L’art 594 c.p. Prevede che: “Chiunque offende l’onore o il decoro di una persona presente è punito con la reclusione fino a sei mesi o con la multa fino a cinquecentosedici euro.

Alla stessa pena soggiace chi commette il fatto mediante comunicazione telegrafica o telefonica, o con scritti o disegni, diretti alla persona offesa

La pena è della reclusione fino a un anno o della multa fino a milletrentadue euro, se l’offesa consiste nell’attribuzione di un fatto determinato

Le pene sono aumentate qualora l’offesa sia commessa in presenza di più persone”

Il bene giuridico tutelato

La fattispecie incriminatrice come configurata dall’art 594 c.p tutela i beni giuridici dell’onore e della reputazione, da intendersi come “l’insieme delle qualità morali che concorrono a determinare il valore di una persona, e del decoro, concernente il rispetto (o il riguardo) di cui ciascun individuo è degno” (Cass. n. 34599/2008), da ogni attacco diretto alla dignità personale e sociale dell’individuo immediatamente percepibile.

L’estrema variabilità dei concetti di “decoro ed onore” rende difficile rintracciare una netta linea di separazione tra ciò che può essere considerato come ingiuria e ciò che, invece, rientra nei canoni della mera scortesia. Tale valutazione viene lasciata all’apprezzamento del giudice la cui decisione, circa la sussistenza o meno della fattispecie, avverrà contestualizzando l’offesa: Cioè “rapportarla all’ambito spazio-temporale nel quale è stata pronunziata” (Cass. n. 30790/2014; n. 37105/2009),

tenendo conto della sua obiettiva capacità offensiva e dei rapporti tra le parti (Cass. n. 10188/2011; n. 3931/2010; n. 37301/2013).

Soggetto attivo e passivo nel reato di ingiuria

Il soggetto attivo del reato di ingiuria può essere chiunque, considerato che il reato in esame rientra all’interno della categoria dei  reati comuni, pertanto, può essere commesso nei confronti di qualsiasi individuo, a prescindere dalla presenza di particolari condizioni soggettive o determinate qualifiche possedute.

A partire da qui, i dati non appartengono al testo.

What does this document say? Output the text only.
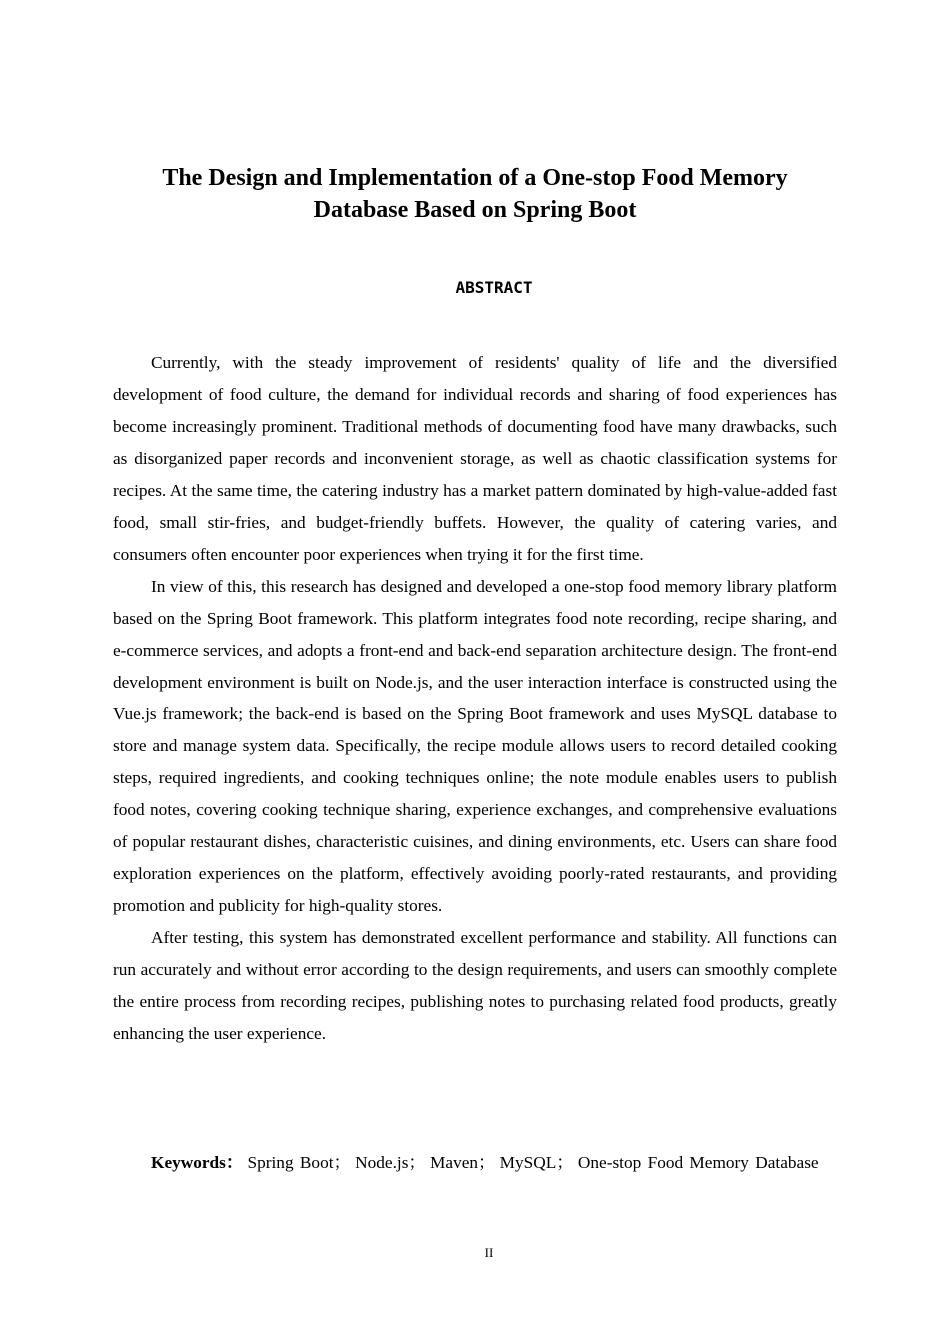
The Design and Implementation of a One-stop Food Memory
Database Based on Spring Boot
ABSTRACT

Currently, with the steady improvement of residents' quality of life and the diversified development of food culture, the demand for individual records and sharing of food experiences has become increasingly prominent. Traditional methods of documenting food have many drawbacks, such as disorganized paper records and inconvenient storage, as well as chaotic classification systems for recipes. At the same time, the catering industry has a market pattern dominated by high-value-added fast food, small stir-fries, and budget-friendly buffets. However, the quality of catering varies, and consumers often encounter poor experiences when trying it for the first time.

In view of this, this research has designed and developed a one-stop food memory library platform based on the Spring Boot framework. This platform integrates food note recording, recipe sharing, and e-commerce services, and adopts a front-end and back-end separation architecture design. The front-end development environment is built on Node.js, and the user interaction interface is constructed using the Vue.js framework; the back-end is based on the Spring Boot framework and uses MySQL database to store and manage system data. Specifically, the recipe module allows users to record detailed cooking steps, required ingredients, and cooking techniques online; the note module enables users to publish food notes, covering cooking technique sharing, experience exchanges, and comprehensive evaluations of popular restaurant dishes, characteristic cuisines, and dining environments, etc. Users can share food exploration experiences on the platform, effectively avoiding poorly-rated restaurants, and providing promotion and publicity for high-quality stores.

After testing, this system has demonstrated excellent performance and stability. All functions can run accurately and without error according to the design requirements, and users can smoothly complete the entire process from recording recipes, publishing notes to purchasing related food products, greatly enhancing the user experience.

Keywords： Spring Boot； Node.js； Maven； MySQL； One-stop Food Memory Database

II
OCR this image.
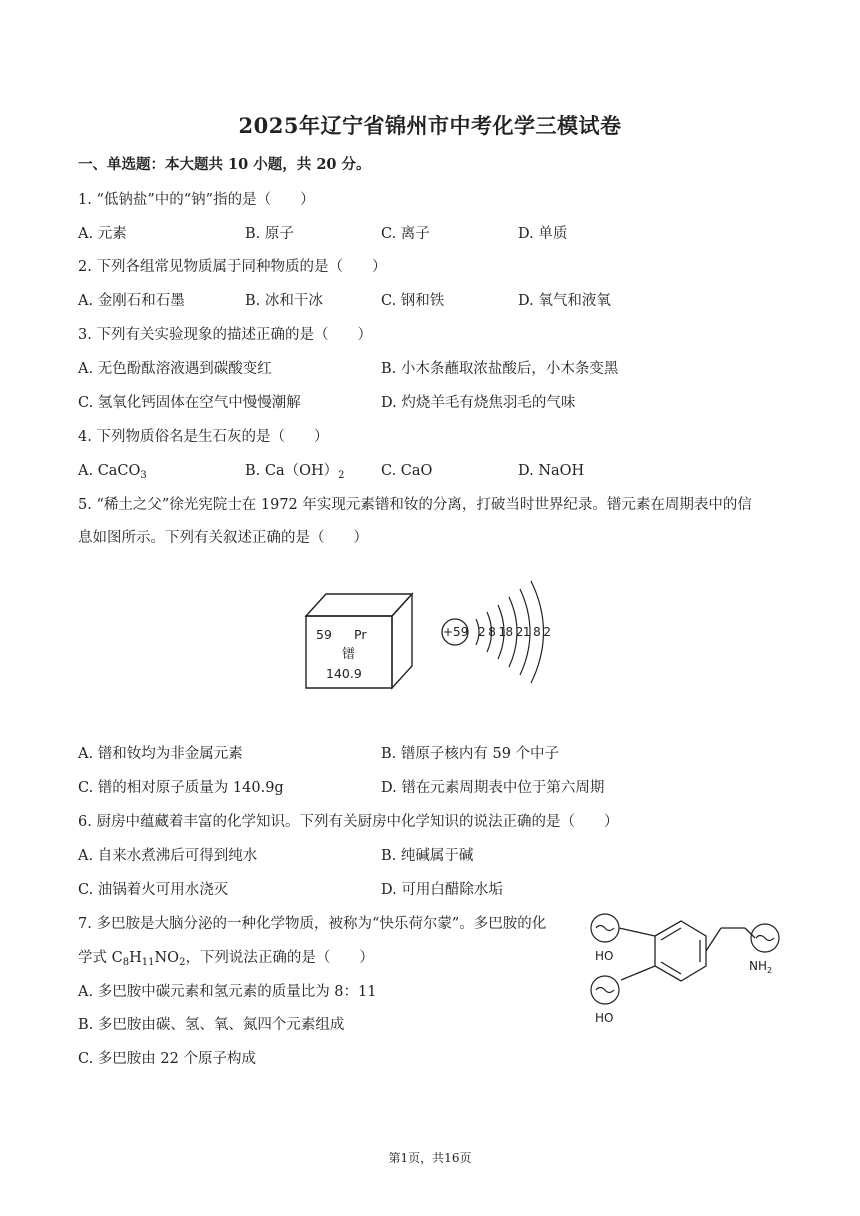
2025年辽宁省锦州市中考化学三模试卷
一、单选题：本大题共 10 小题，共 20 分。
1. “低钠盐”中的“钠”指的是（　　）
A. 元素	B. 原子	C. 离子	D. 单质
2. 下列各组常见物质属于同种物质的是（　　）
A. 金刚石和石墨	B. 冰和干冰	C. 钢和铁	D. 氧气和液氧
3. 下列有关实验现象的描述正确的是（　　）
A. 无色酚酞溶液遇到碳酸变红	B. 小木条蘸取浓盐酸后，小木条变黑
C. 氢氧化钙固体在空气中慢慢潮解	D. 灼烧羊毛有烧焦羽毛的气味
4. 下列物质俗名是生石灰的是（　　）
A. CaCO$_3$	B. $Ca(OH)_2$	C. CaO	D. NaOH
5. “稀土之父”徐光宪院士在 1972 年实现元素镨和钕的分离，打破当时世界纪录。镨元素在周期表中的信
息如图所示。下列有关叙述正确的是（　　）
59 Pr
镨
140.9
+59 2 8 18 21 8 2
A. 镨和钕均为非金属元素	B. 镨原子核内有 59 个中子
C. 镨的相对原子质量为 140.9g	D. 镨在元素周期表中位于第六周期
6. 厨房中蕴藏着丰富的化学知识。下列有关厨房中化学知识的说法正确的是（　　）
A. 自来水煮沸后可得到纯水	B. 纯碱属于碱
C. 油锅着火可用水浇灭	D. 可用白醋除水垢
7. 多巴胺是大脑分泌的一种化学物质，被称为“快乐荷尔蒙”。多巴胺的化
学式 $C_8H_{11}NO_2$，下列说法正确的是（　　）
A. 多巴胺中碳元素和氢元素的质量比为 8：11
B. 多巴胺由碳、氢、氧、氮四个元素组成
C. 多巴胺由 22 个原子构成
HO
HO
$NH_2$
第1页，共16页
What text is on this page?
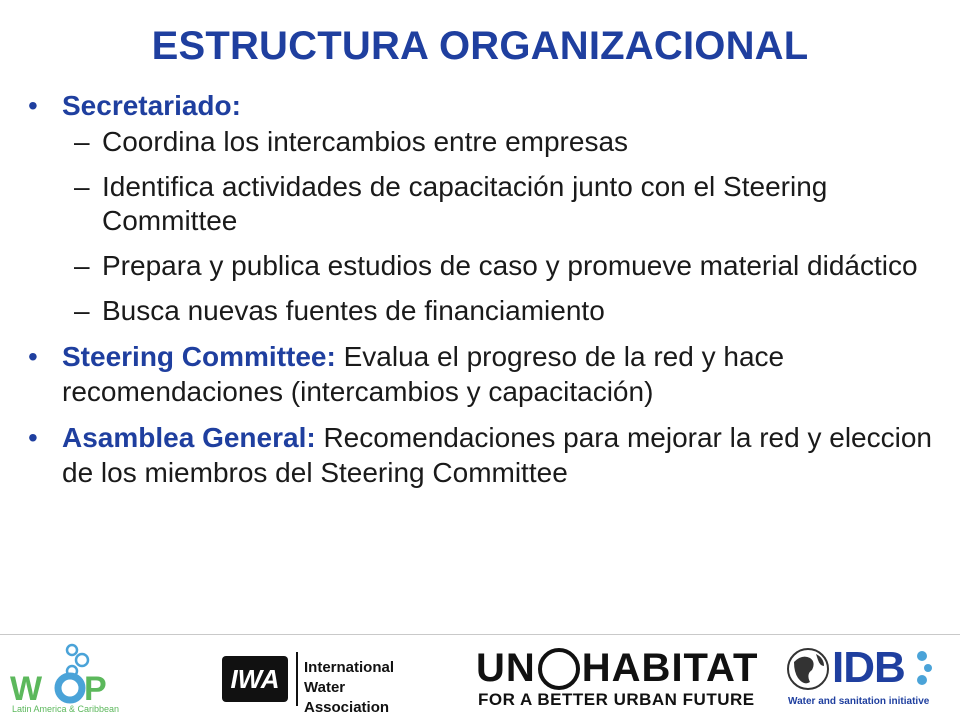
ESTRUCTURA ORGANIZACIONAL
• Secretariado:
– Coordina los intercambios entre empresas
– Identifica actividades de capacitación junto con el Steering Committee
– Prepara y publica estudios de caso y promueve material didáctico
– Busca nuevas fuentes de financiamiento
• Steering Committee: Evalua el progreso de la red y hace recomendaciones (intercambios y capacitación)
• Asamblea General: Recomendaciones para mejorar la red y eleccion de los miembros del Steering Committee
W P
Latin America & Caribbean
IWA	International
Water Association
UN HABITAT
FOR A BETTER URBAN FUTURE
IDB
Water and sanitation initiative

Oltre a tutte le persone fisiche, si ritiene possano diventare soggetti passivi del reato de quo anche le persone giuridiche, le associazioni, le organizzazioni, le comunità religiose (ecc.) considerati lesi nell’onore sociale, collettivo quale bene comune a tutti i membri, senza che ciò escluda la configurazione delle offese anche nei confronti dei singoli.

Elemento oggettivo

Secondo quanto disposto dall’art. 594 c.p., l’ingiuria deve essere commessa in presenza del soggetto passivo del reato; in mancanza di tale requisito, infatti la condotta incriminata rientrerà nell’alveo della condotta diffamatoria di cui all’art 595 c.p connotata da una maggiore carica lesiva dei beni dell’onore e della reputazione.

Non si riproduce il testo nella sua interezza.